Time to Make Other Plans ⇥ marco.org
Marco Arment spells it out:
If you have paid apps in the store, you’ve probably seen the writing on the wall for a while.
That model made sense when there were fewer apps available, but now that there are plenty of free and good-enough versions of almost anything, it’s a different game.
I’ve had this article in my Instapaper since it was published yesterday. I’ve read it over and over, trying to come up with a counterargument because I desperately want to believe that there is still a market for apps which cost money up front.
But this market doesn’t exist any more. For every Vesper, there’s a free note-taking app with crappier typography and an ugly interface. For most users, the free Twitter app is good enough that they don’t see the point in spending a few bucks on Tweetbot or Twitterrific. The world of the paid app is now defined by how specialized they are.
It’s disheartening to see software devalued to this extent. I don’t want to shop in an environment of free apps with in-app purchases to unlock certain components, but it appears that this is an outlying opinion.
Perhaps my resistance is simply outdated, and is actually less beneficial to developers. Arment, continued:
The market has shown that free apps will be downloaded at least an order of magnitude more than paid-up-front apps, and smart use of in-app purchase in a free app is likely to make more money.
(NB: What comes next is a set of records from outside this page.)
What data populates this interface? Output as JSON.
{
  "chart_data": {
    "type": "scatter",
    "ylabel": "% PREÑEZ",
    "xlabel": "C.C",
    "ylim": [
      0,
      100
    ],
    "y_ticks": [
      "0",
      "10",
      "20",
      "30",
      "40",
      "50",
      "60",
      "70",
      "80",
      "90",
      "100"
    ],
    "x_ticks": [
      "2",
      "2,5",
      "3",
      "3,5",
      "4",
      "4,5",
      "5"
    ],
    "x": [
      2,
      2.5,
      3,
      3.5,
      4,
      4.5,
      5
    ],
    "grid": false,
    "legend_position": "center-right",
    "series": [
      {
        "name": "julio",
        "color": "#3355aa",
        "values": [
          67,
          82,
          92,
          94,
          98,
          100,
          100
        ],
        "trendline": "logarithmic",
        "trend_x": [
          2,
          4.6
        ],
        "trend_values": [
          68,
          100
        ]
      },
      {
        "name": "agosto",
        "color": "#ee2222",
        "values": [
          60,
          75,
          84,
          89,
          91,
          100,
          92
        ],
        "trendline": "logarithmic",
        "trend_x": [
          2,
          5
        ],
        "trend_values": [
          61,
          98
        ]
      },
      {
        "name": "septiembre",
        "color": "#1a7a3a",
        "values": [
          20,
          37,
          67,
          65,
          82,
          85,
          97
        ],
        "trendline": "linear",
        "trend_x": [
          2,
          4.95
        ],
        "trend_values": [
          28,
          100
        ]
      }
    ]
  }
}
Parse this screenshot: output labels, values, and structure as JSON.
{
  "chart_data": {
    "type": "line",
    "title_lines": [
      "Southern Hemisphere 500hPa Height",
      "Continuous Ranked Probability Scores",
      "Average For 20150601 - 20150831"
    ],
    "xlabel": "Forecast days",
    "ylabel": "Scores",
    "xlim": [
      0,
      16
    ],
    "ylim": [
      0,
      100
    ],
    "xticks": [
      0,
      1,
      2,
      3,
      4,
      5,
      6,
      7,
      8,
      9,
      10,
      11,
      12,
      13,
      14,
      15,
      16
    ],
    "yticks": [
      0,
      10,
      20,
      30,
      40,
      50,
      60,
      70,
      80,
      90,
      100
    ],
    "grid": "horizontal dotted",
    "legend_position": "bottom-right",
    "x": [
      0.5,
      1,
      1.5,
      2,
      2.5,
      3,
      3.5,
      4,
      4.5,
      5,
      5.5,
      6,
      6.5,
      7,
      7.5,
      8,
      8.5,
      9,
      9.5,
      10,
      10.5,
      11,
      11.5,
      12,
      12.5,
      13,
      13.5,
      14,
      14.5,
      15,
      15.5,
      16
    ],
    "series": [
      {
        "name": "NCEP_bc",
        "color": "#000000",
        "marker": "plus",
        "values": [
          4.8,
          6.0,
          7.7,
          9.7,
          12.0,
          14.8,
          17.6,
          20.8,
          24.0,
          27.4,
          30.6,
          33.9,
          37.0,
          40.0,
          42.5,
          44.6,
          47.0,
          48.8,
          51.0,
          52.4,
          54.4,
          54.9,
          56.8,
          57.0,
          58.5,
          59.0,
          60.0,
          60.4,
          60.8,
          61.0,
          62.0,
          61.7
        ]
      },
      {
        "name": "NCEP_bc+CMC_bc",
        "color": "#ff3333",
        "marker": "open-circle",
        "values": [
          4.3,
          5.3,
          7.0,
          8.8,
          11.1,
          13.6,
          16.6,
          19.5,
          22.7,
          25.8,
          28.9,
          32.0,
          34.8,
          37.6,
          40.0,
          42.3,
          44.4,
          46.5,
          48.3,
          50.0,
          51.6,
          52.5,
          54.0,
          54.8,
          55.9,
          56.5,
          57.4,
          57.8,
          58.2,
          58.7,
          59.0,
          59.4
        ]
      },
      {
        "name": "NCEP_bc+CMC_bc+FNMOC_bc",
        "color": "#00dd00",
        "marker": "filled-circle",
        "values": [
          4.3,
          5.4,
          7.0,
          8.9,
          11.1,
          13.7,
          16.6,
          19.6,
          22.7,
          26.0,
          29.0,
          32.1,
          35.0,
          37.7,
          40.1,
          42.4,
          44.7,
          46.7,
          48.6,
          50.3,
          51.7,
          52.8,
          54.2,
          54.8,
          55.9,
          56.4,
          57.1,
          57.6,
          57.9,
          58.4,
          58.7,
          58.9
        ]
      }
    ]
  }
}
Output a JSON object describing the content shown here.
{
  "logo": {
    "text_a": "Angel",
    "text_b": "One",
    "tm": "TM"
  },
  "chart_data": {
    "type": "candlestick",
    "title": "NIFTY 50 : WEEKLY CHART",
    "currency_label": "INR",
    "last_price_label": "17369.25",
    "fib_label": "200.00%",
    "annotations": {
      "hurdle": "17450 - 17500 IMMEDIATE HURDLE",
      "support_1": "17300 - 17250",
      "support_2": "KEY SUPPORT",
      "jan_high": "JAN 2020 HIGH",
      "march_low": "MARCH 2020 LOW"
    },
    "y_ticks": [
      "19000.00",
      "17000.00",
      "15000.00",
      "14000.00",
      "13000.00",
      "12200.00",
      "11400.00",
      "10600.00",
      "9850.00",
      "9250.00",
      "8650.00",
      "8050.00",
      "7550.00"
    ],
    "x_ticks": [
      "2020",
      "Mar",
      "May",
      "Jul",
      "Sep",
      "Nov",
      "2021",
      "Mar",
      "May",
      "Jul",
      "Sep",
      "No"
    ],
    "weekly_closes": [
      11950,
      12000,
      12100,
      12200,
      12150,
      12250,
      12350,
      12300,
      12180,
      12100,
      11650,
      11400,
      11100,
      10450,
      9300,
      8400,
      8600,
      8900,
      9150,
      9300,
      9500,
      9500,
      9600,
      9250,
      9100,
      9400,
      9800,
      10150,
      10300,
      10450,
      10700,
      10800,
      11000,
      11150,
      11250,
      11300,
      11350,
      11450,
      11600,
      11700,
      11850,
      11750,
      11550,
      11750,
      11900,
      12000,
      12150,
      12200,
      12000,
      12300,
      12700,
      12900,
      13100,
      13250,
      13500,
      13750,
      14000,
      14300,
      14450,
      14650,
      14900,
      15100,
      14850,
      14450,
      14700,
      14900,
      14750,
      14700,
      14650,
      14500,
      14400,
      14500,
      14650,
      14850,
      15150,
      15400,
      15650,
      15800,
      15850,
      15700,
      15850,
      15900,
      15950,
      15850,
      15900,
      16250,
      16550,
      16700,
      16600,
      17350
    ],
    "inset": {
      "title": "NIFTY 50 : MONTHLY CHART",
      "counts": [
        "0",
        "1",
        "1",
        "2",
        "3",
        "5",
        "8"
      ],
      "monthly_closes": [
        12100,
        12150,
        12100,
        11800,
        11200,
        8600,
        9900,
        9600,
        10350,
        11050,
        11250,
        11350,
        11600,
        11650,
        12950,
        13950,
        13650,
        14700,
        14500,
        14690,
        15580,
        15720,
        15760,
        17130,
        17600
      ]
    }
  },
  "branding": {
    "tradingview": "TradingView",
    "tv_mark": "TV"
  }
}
Recall that in-app purchases were originally launched for paid apps only; Apple felt that users would appreciate that there would be no surprises for free apps. However, this model has changed: users seem happy to find an app in a store which appears free, but requires in-app purchases for full functionality. This still feels icky to me.
It’s going to be a wild and weird ride over the next several years as developers work out how to make money in an environment where free is the default.